Sabtu dalam Oktaf Paskah, 26 April 2014

Kis 4:  13-21  +  Mzm 118  +  Mrk 16: 9-15

                                                                                          

 

Lectio :

Setelah Yesus bangkit pagi-pagi pada hari pertama minggu itu, Ia mula-mula menampakkan diri-Nya kepada Maria Magdalena. Dari padanya Yesus pernah mengusir tujuh setan. Lalu perempuan itu pergi memberitahukannya kepada mereka yang selalu mengiringi Yesus, dan yang pada waktu itu sedang berkabung dan menangis. Tetapi ketika mereka mendengar, bahwa Yesus hidup dan telah dilihat olehnya, mereka tidak percaya. Sesudah itu Ia menampakkan diri dalam rupa yang lain kepada dua orang dari mereka, ketika keduanya dalam perjalanan ke luar kota. Lalu kembalilah mereka dan memberitahukannya kepada teman-teman yang lain, tetapi kepada mereka pun teman-teman itu tidak percaya. Akhirnya Ia menampakkan diri kepada kesebelas orang itu ketika mereka sedang makan, dan Ia mencela ketidakpercayaan dan kedegilan hati mereka, oleh karena mereka tidak percaya kepada orang-orang yang telah melihat Dia sesudah kebangkitan-Nya. Lalu Ia berkata kepada mereka: "Pergilah ke seluruh dunia, beritakanlah Injil kepada segala makhluk.

 

 

Meditatio :

Yesus yang bangkit mula-mula menampakkan diri-Nya kepada Maria Magdalena. Kedua,  Ia menampakkan diri dalam rupa yang lain kepada dua orang murid yang sedang dalam perjalanan ke luar kota. Ketiga, akhirnya Ia menampakkan diri kepada kesebelas orang itu ketika mereka sedang makan. Inilah ketiga penampakan sang Guru mulia kepada para muridNya. Yesus sempat mencela ketidakpercayaan dan kedegilan hati mereka, oleh karena mereka tidak percaya kepada orang-orang yang telah melihat Dia sesudah kebangkitan-Nya. Yesus yang sudah bangkit sempat mencela dan memarahi para muridNya. Mengapa Yesus marah? Kalau seorang guru marah dan menegur para muridnya yang tidak mau belajar, bukanlah sebuah dosa, melainkan malah sebuah ajakan untuk bertobat. Demikian pula Yesus yang menegur dan mencela para muridNya, sebab seharusnya mereka tahu dan sadar, serta memaknai pergaulan dengan sang Mesias selama ini.

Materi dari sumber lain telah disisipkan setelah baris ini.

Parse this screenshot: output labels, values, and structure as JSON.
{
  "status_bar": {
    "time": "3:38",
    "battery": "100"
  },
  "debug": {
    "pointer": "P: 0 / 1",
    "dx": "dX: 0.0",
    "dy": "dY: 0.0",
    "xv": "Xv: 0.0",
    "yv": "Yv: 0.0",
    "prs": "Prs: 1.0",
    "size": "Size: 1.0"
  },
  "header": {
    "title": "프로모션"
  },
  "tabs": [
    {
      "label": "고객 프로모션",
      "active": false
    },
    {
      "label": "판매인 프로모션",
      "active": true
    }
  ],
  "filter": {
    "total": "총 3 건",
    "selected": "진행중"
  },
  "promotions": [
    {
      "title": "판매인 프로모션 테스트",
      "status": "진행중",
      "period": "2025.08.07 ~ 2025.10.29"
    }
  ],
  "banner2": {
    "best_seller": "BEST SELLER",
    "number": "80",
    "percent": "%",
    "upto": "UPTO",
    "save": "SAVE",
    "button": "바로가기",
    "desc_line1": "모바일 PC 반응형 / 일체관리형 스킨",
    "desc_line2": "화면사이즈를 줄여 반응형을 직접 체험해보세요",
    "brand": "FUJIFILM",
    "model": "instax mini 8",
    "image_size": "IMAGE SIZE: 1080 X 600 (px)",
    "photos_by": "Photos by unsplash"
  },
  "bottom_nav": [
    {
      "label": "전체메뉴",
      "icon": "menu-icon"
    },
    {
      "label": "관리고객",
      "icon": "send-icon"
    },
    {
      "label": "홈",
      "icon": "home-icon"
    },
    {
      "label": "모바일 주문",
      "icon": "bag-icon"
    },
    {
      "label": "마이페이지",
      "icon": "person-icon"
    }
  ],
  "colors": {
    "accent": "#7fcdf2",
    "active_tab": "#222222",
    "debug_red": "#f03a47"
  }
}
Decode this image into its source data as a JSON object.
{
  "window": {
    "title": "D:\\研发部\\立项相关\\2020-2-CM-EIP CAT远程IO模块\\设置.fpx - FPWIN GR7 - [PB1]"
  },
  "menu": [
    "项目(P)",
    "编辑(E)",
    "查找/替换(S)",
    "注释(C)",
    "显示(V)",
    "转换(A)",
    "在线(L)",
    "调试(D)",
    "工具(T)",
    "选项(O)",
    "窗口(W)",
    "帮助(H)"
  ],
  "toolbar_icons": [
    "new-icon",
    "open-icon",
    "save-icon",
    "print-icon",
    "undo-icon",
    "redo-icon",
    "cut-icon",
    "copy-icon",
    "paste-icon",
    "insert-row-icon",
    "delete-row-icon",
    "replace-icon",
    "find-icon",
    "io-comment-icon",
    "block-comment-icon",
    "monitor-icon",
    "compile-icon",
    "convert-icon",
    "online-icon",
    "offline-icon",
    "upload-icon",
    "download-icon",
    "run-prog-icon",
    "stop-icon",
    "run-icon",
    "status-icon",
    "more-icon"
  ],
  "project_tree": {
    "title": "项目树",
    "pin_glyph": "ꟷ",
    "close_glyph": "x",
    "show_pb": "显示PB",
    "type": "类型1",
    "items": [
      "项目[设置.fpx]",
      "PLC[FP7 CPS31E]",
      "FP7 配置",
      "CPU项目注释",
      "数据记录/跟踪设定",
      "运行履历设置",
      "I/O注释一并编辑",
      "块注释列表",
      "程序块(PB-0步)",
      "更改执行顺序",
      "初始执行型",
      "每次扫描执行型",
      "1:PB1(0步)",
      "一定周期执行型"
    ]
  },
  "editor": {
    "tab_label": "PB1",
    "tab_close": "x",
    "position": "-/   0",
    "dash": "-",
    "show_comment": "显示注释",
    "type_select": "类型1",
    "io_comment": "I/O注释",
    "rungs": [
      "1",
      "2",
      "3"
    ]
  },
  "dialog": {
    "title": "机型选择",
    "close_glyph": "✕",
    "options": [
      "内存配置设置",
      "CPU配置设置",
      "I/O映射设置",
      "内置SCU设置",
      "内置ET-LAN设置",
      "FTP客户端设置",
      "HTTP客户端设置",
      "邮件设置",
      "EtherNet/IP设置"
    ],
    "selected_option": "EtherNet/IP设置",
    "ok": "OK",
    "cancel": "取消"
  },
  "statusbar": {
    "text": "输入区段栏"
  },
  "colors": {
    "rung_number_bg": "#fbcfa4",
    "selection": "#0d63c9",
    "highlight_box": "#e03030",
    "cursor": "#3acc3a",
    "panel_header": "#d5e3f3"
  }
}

'Pergilah ke seluruh dunia, beritakanlah Injil kepada segala makhluk'. Inilah permintaan Yesus kepada para muridNya untuk memberitakan warta sukacita, yakni Injil Allah kepada seluruh dunia, kepada segala makhluk, dan bukan hanya kepada umat manusia. Pewartaan kepada seluruh dunia, karena memang kematian dan kebangkitan Kristus diperuntukkan guna memperbaharui dunia, menjadikannya kembali sebagai firdaus yang diciptakan indah adanya sebagai kehendakNya sendiri. Namun tak dapat disangkal, manusia menjadi fokus perhatian utama karena memang kita manusia adalah ciptaan yang terindah, yang diciptakan sesuai dengan gambarNya sendiri.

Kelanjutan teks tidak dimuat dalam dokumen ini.